SACRAMENTO – Following the West Coast’s record-setting heat wave last month, California hosted the first-ever Extreme Heat Symposium in Sacramento today. The symposium, put on by the Governor’s Office of Planning and Research and the California Natural Resources Agency, harnessed the collective power of community leaders, state policymakers, scientists, and members of the public, and set the stage for extreme heat action in California in the coming years.
The whole-of-government event comes after Governor Gavin Newsom signed additional extreme heat funding into law last month totaling $365 million, bringing total state investment in heat resilience to $865 million.
“The extreme heat we’re facing is extraordinary and puts our communities at risk,” said Governor Newsom. “Just last month, the West Coast broke nearly 1,000 temperature records in a 10-day heat wave – and experts tell us to expect more heat waves like this one in the coming years and decades. With our Extreme Heat Action Plan, California is taking ambition and turning it into action so we can save lives and adapt to our hotter climate.”
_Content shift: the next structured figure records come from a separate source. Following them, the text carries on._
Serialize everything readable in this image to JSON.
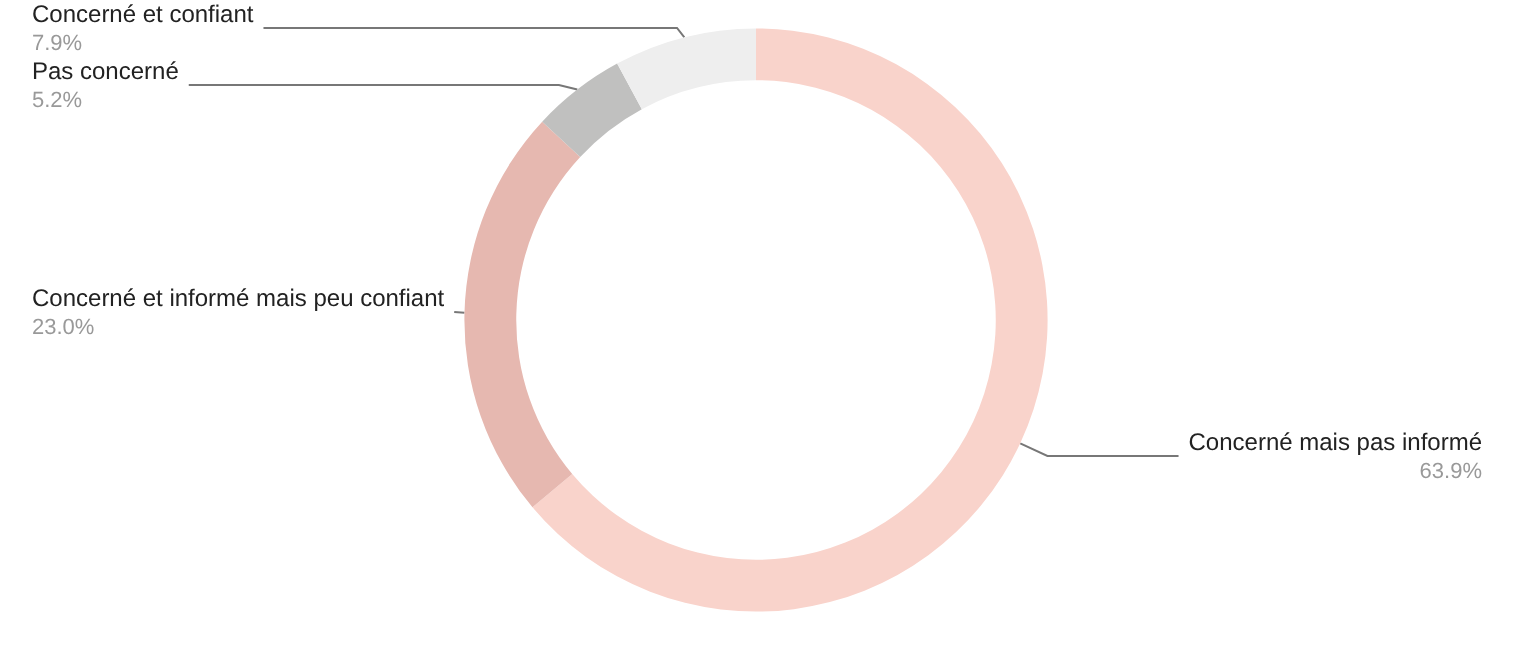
{
  "chart_data": {
    "type": "donut",
    "legend": false,
    "categories": [
      "Concerné mais pas informé",
      "Concerné et informé mais peu confiant",
      "Pas concerné",
      "Concerné et confiant"
    ],
    "values": [
      63.9,
      23.0,
      5.2,
      7.9
    ],
    "value_labels": [
      "63.9%",
      "23.0%",
      "5.2%",
      "7.9%"
    ],
    "colors": [
      "#f9d3cb",
      "#e6b8b0",
      "#c0c0bf",
      "#eeeeee"
    ]
  }
}
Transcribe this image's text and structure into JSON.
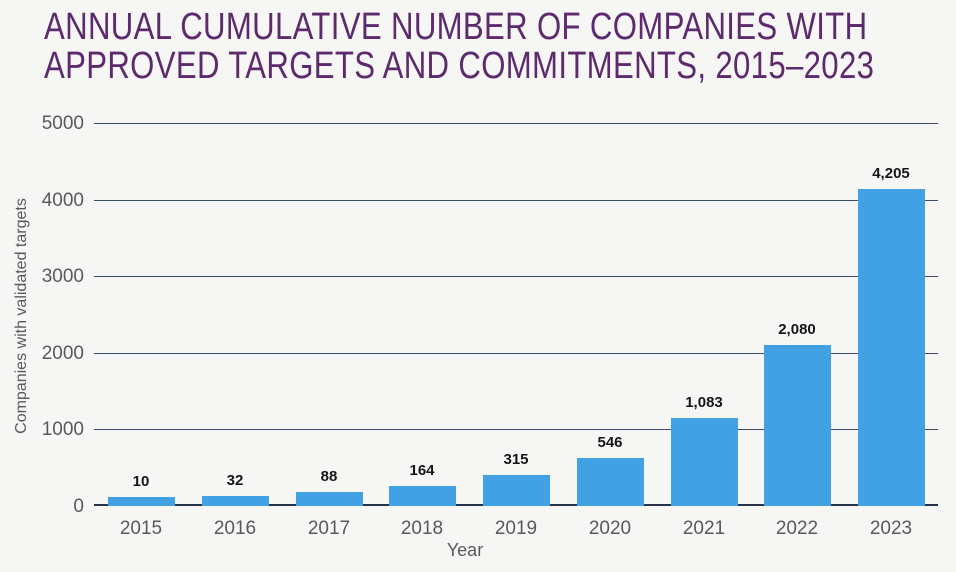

September’s heat wave was the hottest ever recorded in California, with the state’s best climate science projecting higher average temperatures and more frequent and severe heat waves in the decades to come. Extreme heat is an immediate threat and ranks amongst the deadliest of all climate change hazards, with structural inequities playing a significant role in the capacity of individuals, workers, and communities to protect and adapt to its effect.
Last month, the Governor signed a suite of extreme heat legislation, including AB 2238 by Assemblymember Luz Rivas (D-Arleta) to create the nation’s first extreme heat advance warning and ranking system to better prepare communities ahead of heat waves.
Heat funding included in Governor Newsom’s historic, multi-year $54 billion California Climate Commitment kickstarts the implementation of California’s Extreme Heat Action Plan launched in April. The Plan lays out the state’s broad heat resilience approach, encompassing both rapid response to extreme heat events as well as actions that build resilience in California’s communities, natural systems, and physical infrastructure.
With a forward-looking focus on extreme heat threats and opportunities, panels featured in the California Extreme Heat Symposium align with the Extreme Heat Action Plan ‘Tracks’ and covered topics including climate science, grid reliability, public education campaigns and tracking systems, nature-based solutions, public health, and industry technology and innovation.